Huwebes, Mayo 28, 2015

Ang Risk Taker na Rant #10

“The Risk Taker and The Ranter”

I picked a random Psychology student and asked him, what is the deeper meaning of the word risk taker? And he answered me “Hindi ko po alam”. I really don`t know why I’m so eager to learn the meaning behind the word ‘risk taker’. Is it only me or it really has an unfathomable meaning behind that fighter word, maybe like that student, I also don’t know.

                                I am once a Nursing student, why did I choose that course? Maybe because it`s my Mother’s dream for me or maybe that course is meant for me, but I was wrong that time because that course just took  one year of my life, I won’t say that I waste my time to that course but I regret writing it on my application form. For a year, all I did was to study human body but it also made me happy at some point because I saw my best of friend during that year.



                After a year, I decided to shift my course from Nursing to Mass Communication, Broadcasting without the knowledge of my parents, I put all my courage filling up that form and writing Broadcasting as my first choice. During my application, my Mother learned that I shifted my course and she didn’t even utter a single protest to it that’s why I think she`s cool to it, but suddenly I received a silent treatment that lasted for a month.

                Even though I don’t know if I’ll pass that time, I still took the risk because I know that, that time is a do or die choice, it will give a big impact to my future and fortunately I passed the shifters exam, I don’t know if I became a risk taker with that simple act.

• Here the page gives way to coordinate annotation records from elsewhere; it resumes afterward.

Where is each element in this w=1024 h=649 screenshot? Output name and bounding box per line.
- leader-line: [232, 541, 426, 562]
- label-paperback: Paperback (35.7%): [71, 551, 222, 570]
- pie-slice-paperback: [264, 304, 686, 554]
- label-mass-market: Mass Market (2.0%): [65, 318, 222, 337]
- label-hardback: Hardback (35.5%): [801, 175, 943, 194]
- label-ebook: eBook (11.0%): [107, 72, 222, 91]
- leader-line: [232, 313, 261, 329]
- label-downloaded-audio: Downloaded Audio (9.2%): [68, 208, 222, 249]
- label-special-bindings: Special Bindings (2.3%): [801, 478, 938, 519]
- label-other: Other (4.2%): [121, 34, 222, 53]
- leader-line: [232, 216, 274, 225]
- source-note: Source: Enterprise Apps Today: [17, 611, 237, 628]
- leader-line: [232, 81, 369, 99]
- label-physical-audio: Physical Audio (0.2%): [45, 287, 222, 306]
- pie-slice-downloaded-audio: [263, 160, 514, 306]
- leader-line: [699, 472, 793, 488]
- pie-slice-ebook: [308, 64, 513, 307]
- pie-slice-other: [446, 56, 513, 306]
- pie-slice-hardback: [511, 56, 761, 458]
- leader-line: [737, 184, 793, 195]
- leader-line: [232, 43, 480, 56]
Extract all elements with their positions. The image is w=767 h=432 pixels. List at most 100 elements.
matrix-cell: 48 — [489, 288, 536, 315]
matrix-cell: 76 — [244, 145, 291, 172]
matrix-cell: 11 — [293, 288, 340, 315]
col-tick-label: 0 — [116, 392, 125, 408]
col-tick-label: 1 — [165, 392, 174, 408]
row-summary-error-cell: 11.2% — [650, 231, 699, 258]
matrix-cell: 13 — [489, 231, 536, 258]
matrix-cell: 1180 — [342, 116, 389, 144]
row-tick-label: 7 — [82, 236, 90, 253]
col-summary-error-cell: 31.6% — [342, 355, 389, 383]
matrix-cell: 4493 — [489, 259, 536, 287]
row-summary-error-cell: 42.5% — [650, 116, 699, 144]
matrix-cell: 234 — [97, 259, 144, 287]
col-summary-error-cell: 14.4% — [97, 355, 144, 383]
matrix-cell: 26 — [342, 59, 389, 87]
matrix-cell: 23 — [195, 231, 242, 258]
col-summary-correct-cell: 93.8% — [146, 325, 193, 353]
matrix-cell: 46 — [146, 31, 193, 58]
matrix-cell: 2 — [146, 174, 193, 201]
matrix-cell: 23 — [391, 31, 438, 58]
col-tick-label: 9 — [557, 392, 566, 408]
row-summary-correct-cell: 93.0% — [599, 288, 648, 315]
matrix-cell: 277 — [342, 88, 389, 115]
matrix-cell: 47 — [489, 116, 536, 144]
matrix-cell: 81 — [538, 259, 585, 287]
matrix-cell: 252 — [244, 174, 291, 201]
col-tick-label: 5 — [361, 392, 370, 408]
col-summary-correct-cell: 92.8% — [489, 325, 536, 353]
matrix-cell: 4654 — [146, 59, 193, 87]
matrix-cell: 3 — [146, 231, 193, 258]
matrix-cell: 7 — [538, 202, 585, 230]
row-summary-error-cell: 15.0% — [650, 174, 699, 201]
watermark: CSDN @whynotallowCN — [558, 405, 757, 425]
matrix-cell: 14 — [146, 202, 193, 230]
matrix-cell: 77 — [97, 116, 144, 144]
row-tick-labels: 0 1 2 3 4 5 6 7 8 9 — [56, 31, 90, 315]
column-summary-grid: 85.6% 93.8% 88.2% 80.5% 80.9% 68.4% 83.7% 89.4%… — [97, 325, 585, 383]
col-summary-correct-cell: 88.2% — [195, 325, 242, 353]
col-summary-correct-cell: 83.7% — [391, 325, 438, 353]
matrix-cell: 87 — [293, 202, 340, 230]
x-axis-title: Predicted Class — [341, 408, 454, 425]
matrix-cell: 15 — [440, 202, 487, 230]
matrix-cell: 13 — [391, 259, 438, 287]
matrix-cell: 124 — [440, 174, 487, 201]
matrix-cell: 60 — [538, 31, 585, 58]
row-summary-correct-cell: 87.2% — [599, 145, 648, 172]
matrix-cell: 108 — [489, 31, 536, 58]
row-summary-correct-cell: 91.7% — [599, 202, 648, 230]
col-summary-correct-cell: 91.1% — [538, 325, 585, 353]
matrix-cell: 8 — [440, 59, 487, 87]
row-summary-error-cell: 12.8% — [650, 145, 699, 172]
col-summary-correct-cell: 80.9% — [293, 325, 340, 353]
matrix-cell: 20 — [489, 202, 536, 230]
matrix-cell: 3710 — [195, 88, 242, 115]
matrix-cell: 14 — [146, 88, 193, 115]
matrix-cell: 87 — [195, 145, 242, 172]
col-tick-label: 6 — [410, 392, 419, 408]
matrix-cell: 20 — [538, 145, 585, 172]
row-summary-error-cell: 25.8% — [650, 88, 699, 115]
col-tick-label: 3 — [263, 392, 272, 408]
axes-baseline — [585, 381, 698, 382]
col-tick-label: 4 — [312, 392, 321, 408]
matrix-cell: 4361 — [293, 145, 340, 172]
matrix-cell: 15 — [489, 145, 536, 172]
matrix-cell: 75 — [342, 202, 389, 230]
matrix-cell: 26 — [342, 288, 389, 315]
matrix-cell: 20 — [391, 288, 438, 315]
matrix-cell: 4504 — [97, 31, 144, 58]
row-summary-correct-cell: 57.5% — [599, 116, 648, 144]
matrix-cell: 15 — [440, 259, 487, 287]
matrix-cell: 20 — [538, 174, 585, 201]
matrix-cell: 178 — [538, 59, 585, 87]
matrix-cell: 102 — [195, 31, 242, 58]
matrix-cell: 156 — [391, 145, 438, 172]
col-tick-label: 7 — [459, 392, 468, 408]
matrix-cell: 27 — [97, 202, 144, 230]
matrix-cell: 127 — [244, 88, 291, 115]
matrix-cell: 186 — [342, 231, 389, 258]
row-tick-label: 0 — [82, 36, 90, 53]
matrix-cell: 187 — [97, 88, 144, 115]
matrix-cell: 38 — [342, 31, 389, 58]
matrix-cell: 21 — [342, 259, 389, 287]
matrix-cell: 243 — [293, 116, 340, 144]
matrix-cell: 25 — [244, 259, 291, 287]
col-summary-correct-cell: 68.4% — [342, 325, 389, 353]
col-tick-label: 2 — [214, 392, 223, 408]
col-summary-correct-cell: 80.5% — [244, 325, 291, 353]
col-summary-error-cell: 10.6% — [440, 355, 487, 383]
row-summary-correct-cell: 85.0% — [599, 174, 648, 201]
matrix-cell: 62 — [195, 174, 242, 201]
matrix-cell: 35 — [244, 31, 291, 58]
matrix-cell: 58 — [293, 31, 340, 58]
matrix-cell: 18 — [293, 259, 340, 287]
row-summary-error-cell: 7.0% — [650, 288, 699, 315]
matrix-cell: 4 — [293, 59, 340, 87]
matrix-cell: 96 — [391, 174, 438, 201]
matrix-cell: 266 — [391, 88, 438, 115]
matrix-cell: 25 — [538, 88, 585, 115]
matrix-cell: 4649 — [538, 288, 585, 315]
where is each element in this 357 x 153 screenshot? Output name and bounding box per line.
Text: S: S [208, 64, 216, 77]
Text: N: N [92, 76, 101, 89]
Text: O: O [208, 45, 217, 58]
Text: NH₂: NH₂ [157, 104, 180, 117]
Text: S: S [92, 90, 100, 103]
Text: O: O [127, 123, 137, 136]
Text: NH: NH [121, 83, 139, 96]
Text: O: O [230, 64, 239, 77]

                As I wake up with a degree of my dreams I actually realize that yes, I am a risk taker. It’s a process of a decision wherein you need to sacrifice a thing and do what you want without even an assurance. I sacrifice the dream of my loving parents just to achieve my own and yes, I can call myself a selfish asshole for that, but that can hinder me from reaching my dreams and doing what I want because I didn’t regret disobeying my parents, not now that I know that they are happy for me finishing my course and contented seeing me walking to the stage wearing my Academic Gown and getting my Diploma.




                It’s worth the wait and the fight. Watch me finding my dream job and fighting all the hindrance that may come into my way.